Movant maintains that the above facts do not show a filing in pursuance of the requirements of the statute, while plaintiff makes two contentions, first, that December 31st was not a legal holiday and that the closing of the office on that'day denied it full opportunity to file its claim and that its efforts to do so and the actual mailing of the claim, the only way it could effect delivery to the office on that day, was compliance with the law. Second,' that if December 31st should be considered as a holiday, then under both the common law and the Federal Rules of Civil Procedure, the time for filing the claim was extended to the first work day thereafter, which was January 2, 1946, the day on which it is conceded that the claim was endorsed as filed.
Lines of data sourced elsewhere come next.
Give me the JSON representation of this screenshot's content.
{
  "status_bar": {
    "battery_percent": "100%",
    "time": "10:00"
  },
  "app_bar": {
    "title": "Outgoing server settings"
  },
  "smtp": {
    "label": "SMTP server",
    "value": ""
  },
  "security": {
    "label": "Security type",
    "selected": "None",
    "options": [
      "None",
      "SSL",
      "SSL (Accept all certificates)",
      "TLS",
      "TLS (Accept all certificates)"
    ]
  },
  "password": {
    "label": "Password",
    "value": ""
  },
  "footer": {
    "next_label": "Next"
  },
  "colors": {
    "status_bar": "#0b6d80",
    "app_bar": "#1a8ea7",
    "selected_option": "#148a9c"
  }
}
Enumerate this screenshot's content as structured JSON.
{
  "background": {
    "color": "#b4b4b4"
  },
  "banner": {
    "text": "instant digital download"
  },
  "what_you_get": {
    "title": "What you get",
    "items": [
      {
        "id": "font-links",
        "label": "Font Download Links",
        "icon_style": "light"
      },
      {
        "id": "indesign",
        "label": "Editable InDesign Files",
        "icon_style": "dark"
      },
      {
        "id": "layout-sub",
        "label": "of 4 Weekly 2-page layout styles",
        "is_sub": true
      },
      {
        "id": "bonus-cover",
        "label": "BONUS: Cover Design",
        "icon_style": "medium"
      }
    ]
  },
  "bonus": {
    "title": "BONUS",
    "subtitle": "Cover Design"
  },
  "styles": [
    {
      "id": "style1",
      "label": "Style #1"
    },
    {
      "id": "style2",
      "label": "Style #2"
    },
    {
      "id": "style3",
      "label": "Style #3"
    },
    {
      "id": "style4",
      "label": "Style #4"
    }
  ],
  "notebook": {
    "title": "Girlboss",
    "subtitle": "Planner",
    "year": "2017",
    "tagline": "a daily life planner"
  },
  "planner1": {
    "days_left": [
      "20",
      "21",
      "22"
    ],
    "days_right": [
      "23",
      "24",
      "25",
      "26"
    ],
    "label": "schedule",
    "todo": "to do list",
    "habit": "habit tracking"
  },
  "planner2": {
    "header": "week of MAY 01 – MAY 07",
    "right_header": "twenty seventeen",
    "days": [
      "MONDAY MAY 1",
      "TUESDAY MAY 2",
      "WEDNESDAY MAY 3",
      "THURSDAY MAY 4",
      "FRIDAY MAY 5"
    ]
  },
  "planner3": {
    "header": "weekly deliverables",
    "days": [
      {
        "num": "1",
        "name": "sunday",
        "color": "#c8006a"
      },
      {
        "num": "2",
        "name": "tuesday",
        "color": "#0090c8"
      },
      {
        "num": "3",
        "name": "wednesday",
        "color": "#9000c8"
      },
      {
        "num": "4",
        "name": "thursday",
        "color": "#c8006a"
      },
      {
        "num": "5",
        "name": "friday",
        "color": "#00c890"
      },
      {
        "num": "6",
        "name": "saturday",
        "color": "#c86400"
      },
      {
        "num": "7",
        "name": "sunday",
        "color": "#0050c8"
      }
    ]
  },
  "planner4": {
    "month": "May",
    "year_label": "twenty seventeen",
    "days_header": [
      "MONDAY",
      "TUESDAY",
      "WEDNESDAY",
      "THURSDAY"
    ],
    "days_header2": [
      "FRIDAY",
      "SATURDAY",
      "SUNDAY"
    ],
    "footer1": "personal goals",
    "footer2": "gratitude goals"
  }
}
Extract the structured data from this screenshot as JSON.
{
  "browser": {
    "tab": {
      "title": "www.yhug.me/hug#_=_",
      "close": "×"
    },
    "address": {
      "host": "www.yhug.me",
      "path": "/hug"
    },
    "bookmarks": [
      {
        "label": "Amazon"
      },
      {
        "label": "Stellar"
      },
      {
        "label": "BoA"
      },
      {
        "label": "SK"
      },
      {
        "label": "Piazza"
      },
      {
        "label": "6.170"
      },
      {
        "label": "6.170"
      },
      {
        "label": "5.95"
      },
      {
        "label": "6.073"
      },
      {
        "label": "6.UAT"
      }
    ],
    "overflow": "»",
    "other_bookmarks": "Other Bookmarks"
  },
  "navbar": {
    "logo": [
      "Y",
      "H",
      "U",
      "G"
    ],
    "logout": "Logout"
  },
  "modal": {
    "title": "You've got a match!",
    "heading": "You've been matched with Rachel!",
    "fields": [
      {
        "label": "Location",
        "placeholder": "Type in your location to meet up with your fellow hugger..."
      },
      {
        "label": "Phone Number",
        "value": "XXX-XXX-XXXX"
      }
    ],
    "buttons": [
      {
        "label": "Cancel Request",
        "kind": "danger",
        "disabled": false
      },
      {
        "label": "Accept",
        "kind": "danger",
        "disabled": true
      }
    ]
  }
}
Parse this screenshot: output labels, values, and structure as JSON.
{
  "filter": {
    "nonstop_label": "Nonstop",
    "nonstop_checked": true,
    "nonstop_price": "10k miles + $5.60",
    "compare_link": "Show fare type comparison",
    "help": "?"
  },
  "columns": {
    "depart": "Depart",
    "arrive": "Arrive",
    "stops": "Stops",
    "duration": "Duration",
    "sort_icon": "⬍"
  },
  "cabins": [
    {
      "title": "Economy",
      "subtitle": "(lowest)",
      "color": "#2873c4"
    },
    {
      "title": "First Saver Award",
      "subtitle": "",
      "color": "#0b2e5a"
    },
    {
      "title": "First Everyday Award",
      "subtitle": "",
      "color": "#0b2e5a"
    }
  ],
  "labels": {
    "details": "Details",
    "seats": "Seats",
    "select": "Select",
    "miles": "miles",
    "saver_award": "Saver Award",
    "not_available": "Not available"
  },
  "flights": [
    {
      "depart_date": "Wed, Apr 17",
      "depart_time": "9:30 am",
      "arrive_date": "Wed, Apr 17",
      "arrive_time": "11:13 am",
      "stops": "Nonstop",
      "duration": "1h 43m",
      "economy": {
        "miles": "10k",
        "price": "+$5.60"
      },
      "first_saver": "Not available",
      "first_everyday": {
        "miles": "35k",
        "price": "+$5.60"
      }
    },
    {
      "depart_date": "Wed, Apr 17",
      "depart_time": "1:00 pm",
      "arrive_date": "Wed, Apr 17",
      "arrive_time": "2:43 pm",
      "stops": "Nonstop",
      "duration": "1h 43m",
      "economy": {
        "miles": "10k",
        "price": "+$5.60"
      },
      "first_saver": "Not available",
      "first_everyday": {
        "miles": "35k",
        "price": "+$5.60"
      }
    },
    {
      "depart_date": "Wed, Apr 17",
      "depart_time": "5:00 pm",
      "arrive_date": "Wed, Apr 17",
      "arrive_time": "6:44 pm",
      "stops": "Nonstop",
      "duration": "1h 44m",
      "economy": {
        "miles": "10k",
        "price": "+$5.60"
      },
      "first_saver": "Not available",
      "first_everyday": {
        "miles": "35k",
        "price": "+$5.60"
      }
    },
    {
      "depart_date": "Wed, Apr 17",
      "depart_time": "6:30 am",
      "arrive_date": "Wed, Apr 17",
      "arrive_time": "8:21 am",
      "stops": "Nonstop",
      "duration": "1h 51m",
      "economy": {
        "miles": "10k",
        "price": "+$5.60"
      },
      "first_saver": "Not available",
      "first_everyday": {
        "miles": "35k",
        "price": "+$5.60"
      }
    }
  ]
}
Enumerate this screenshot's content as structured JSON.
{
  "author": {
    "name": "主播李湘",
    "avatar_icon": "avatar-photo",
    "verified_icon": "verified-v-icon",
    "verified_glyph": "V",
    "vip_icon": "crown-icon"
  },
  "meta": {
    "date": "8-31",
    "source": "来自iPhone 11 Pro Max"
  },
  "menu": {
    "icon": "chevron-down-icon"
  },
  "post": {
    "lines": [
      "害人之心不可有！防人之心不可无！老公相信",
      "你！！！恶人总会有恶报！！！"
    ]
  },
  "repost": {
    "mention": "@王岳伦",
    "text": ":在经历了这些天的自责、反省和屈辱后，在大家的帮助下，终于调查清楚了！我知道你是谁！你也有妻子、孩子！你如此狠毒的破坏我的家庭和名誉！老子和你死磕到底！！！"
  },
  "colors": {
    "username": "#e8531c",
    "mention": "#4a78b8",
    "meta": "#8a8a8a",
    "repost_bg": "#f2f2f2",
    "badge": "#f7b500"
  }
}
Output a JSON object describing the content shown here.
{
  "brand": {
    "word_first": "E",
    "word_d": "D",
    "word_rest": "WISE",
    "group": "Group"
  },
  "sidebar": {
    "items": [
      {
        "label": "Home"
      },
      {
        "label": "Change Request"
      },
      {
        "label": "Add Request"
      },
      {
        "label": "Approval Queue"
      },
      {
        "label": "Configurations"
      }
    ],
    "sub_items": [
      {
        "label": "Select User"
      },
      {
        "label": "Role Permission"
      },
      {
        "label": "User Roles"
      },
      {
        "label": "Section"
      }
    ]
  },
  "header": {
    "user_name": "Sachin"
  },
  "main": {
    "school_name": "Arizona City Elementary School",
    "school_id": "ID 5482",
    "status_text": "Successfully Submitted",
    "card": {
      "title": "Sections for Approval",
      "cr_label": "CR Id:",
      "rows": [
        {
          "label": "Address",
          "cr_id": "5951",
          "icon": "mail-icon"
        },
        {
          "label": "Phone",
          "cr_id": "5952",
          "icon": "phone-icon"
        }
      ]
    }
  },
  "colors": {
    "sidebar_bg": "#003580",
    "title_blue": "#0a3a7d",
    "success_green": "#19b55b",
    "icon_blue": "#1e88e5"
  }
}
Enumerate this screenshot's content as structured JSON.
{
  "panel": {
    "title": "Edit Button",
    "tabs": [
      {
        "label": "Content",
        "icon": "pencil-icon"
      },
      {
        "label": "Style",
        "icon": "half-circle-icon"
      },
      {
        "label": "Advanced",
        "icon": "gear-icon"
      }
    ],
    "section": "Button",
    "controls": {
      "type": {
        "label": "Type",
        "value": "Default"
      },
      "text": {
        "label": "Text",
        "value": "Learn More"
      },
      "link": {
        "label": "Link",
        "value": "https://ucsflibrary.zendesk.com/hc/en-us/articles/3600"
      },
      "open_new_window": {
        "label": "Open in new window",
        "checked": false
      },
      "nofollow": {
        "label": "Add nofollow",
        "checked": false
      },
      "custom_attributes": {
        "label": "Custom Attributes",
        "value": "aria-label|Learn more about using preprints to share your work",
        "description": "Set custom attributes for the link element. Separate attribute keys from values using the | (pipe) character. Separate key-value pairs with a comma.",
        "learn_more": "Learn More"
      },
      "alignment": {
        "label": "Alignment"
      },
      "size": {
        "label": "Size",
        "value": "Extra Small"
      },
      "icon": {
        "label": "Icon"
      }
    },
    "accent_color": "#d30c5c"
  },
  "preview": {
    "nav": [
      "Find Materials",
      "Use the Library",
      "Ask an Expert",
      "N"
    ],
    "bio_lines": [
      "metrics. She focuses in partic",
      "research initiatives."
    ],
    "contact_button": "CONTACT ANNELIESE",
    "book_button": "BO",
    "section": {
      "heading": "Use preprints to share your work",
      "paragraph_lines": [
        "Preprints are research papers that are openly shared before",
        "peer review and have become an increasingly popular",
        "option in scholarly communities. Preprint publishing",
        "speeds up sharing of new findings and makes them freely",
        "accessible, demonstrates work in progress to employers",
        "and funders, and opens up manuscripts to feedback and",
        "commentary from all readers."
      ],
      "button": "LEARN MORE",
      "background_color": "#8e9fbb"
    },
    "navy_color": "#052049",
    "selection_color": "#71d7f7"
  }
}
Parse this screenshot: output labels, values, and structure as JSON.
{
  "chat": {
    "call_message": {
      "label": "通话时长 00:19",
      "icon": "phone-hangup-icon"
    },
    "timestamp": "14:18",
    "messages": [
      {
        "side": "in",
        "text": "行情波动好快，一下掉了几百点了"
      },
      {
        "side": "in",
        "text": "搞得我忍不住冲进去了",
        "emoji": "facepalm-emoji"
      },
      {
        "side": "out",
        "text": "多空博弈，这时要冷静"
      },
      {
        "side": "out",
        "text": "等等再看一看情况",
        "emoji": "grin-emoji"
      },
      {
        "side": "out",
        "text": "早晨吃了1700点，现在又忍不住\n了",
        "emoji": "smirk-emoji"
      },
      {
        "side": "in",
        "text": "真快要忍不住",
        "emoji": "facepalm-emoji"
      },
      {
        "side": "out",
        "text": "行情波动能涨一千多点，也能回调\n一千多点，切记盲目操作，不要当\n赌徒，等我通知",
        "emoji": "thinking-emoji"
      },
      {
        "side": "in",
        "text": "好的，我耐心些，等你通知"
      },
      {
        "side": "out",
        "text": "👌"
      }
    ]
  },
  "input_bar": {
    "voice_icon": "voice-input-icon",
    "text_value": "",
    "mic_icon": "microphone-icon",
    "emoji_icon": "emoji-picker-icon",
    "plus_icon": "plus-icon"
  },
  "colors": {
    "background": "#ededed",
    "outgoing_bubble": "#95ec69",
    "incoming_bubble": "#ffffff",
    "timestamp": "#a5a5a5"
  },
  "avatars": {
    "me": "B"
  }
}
As to plaintiff’s first contention, we see that the Collector, by his authorized method of doing business, prevented direct filing of the claim with an employee in the Collector’s office on December 31st. Plaintiff did every thing possible to do so. In this situation, the language of Chief Justice Vinson, then Associate Justice of the United States Court of Appeals for the District of Columbia (Justice Rutledge concurring), seems to be appropriate and expresses my own view, to-wit: “In this type of case, for example, if a petitioner just misses the 90th day, his relief is completely barred for the Board loses jurisdiction. Likewise, we believe that a full opportunity, an open door, must be maintained for the potential filer until the clock strikes. * * * The Board cannot by rules or conduct limit the time or opportunity for filing given by statute.” McCord v. Commissioner of Internal Revenue, 74 App.D.C. 369, 123 F.2d 164, 165.

For a ruling to the same effect, see the opinion in the case of Sherwood Bros. v. District of Columbia, 72 App.D.C. 155, 113 F.2d 162, written by present Justice Rutledge and concurred in by present Chief Justice Vinson.

As to plaintiff’s second contention, Rule 6(a) of the Federal Rules of Civil Procedure, 28 U.S.C.A. following section 723c, provides that, in computing time, “The last day of the period so computed is to be included, unless it is a Sunday or a legal holiday, in which event the period runs until the end of the next day which is neither a Sunday nor a holiday.” Application ©f this rule would make the filing of the claim within the time allowed.

The rule was so construed by the Circuit Court of Appeals for the Fifth Circuit in Wilson v. Southern Ry. Co., 5 Cir., 147 F.2d 165, where the Court say, on page 166, that, “The committee reports and discussions preliminary to the formulation of the rules indicate that the purpose was to change the method of computing the three-month period prescribed by the statute under consideration, and the language of the rule clearly effectuates that intent. The rule does not attempt to change a jurisdictional statute, but merely provides a method of computing the statutory period different from that fixed by judicial decision. The rule is precisely applicable to the situation presented in this case, and we hold that the notice of appeal was filed within the time allowed.” The ruling in the Sherwood case, supra, likewise construes this rule and its applicability in cases like the present.

In my opinion, on either theory of the case, the motion to dismiss is not good.

Whereupon, it is considered, ordered and adjudged that said motion to dismiss be, and same is, hereby overruled and denied.